CT-5 Voters To Pick Hayes Or Santos To Succeed Esty
Voters in Connecticut’s fifth U.S. House district will pick a new representative in the midterms Tuesday.
At the start of the 115th Congress, it was expected Democratic incumbent Elizabeth Esty would be back on the ballot running for a fourth term this fall. But by April 2018, caught up in a #MeToo scandal involving a settlement paid to her chief of staff, Esty announced she would not seek reelection.
That opened the door for a newcomer: 2016 national teacher of the year Jahana Hayes, who cruised in August’s Democratic primary against Mary Glassman. Hayes is seeking to become the first black Congressperson from Connecticut. She has garnered national attention and the fundraising boost that comes with it.
“This is my first political run. I’m an educator in the Waterbury public school system. I’ve been teaching history, civics, geography, African American history, for the last 13 years. I’ve done a lot of community work advocacy, worked with the State Department, and in 2016 all of that work culminated into my being honored as the national teacher of the year,” she said.
Standing in her way Tuesday is Republican Manny Santos, a native of Portugal, a Marine and the former mayor of Meriden.
“I understand a lot of the issues that people are going through in my district. A few years ago I was the mayor of Meriden, so I have a keen understanding of how public policy impacts our communities. Some time before that, I served active duty, U.S. Marine Corps, so I have an appreciation for the challenges that veterans face and obviously I also have a good grasp of the military,” Santos said.
Santos has embraced President Donald Trump and many of his policies, including funding for a border wall with Mexico, repealing the Affordable Care Act, and strict work requirements for SNAP, or food stamp, recipients, an issue that has held up the Farm Bill.
Hayes, who was a teen mother, has stressed her diverse life experiences. She supports single-payer healthcare and a pathway to citizenship for undocumented immigrants.
Hayes and Santos both appeared on WAMC’s Congressional Corner series in October.
“There’s a lot at stake. Come Nov. 6, it will determine what direction this country will go.
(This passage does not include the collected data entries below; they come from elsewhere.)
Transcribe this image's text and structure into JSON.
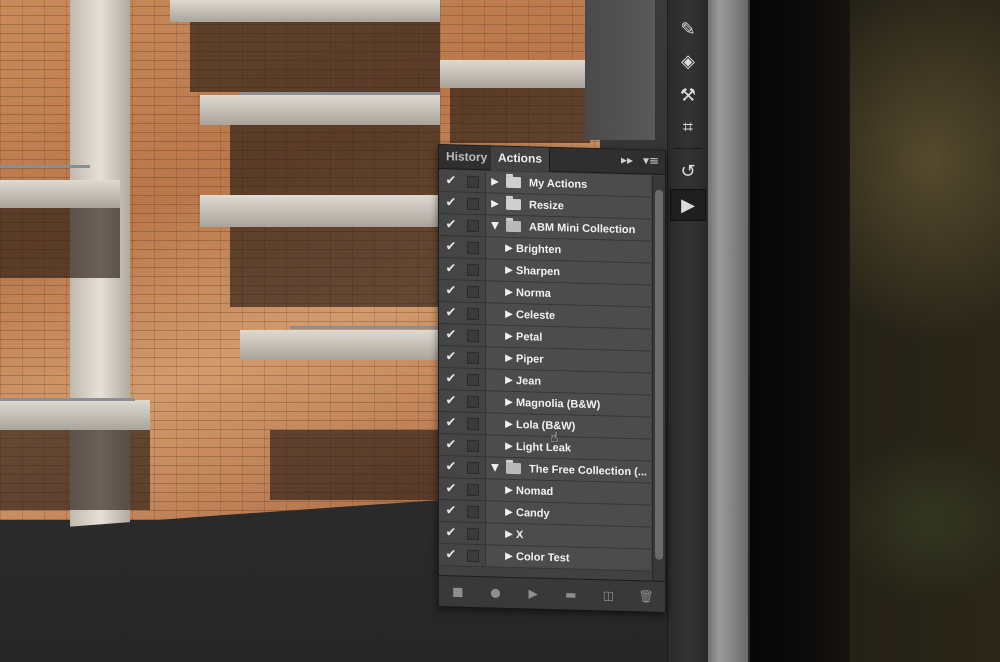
{
  "panel": {
    "tabs": [
      "History",
      "Actions"
    ],
    "active_tab": "Actions",
    "rows": [
      {
        "label": "My Actions",
        "kind": "set",
        "expanded": false
      },
      {
        "label": "Resize",
        "kind": "set",
        "expanded": false
      },
      {
        "label": "ABM Mini Collection",
        "kind": "set",
        "expanded": true
      },
      {
        "label": "Brighten",
        "kind": "action"
      },
      {
        "label": "Sharpen",
        "kind": "action"
      },
      {
        "label": "Norma",
        "kind": "action"
      },
      {
        "label": "Celeste",
        "kind": "action"
      },
      {
        "label": "Petal",
        "kind": "action"
      },
      {
        "label": "Piper",
        "kind": "action"
      },
      {
        "label": "Jean",
        "kind": "action"
      },
      {
        "label": "Magnolia (B&W)",
        "kind": "action"
      },
      {
        "label": "Lola (B&W)",
        "kind": "action"
      },
      {
        "label": "Light Leak",
        "kind": "action"
      },
      {
        "label": "The Free Collection (...",
        "kind": "set",
        "expanded": true
      },
      {
        "label": "Nomad",
        "kind": "action"
      },
      {
        "label": "Candy",
        "kind": "action"
      },
      {
        "label": "X",
        "kind": "action"
      },
      {
        "label": "Color Test",
        "kind": "action"
      }
    ],
    "footer_buttons": [
      "stop-icon",
      "record-icon",
      "play-icon",
      "new-set-icon",
      "new-action-icon",
      "delete-icon"
    ]
  },
  "toolbar_icons": [
    "brush-settings-icon",
    "layers-icon",
    "brush-presets-icon",
    "paths-icon",
    "history-icon",
    "actions-icon"
  ],
  "colors": {
    "panel_bg": "#414141",
    "tab_bar": "#2f2f2f",
    "text": "#f2f2f2"
  }
}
We have a Democrat Party that’s essentially coopted—certainly the leadership has been coopted—by the far left,” Santos said.
“I feel like what I represent and the issues that I’m fighting for are more aligned with the majority of people in this fifth Congressional district,” Hayes said.
In the district home to Newtown, site of the Sandy Hook school shooting in 2012, Hayes and Santos differ on gun laws. Hayes favors expanding background checks and wants to fund gun violence studies by the Centers for Disease Control and Prevention. Santos says he supports severe punishment for people who commit gun crimes, but doesn’t support any restrictions on the Second Amendment.
“It’s terrible that we keep seeing tragedies like this, you know, and the response to arm teachers to prevent school violence and different tragedies is ridiculous,” Hayes said. “It’s absurd. As an educator I would never want the responsibility of securing a firearm with 1,300 young people.”
“What we have to understand is that Connecticut already has some of the strictest gun control laws in the country and people still continue to commit these terrible crimes,” Santos said. “In fact, many of the most dangerous and crime-troubled cities in the country have the most strictest gun control laws.”
Experts who track House races say it’s a safe Democratic seat. The entire Connecticut delegation, five House members and two senators, is made up of Democrats — including U.S. Senator Chris Murphy, Esty’s predecessor.
The fifth district stretches from just west of Hartford to the border with Massachusetts in Connecticut’s northwest corner and south along the New York border to the Danbury area. Polls are open 6 a.m. to 8 p.m.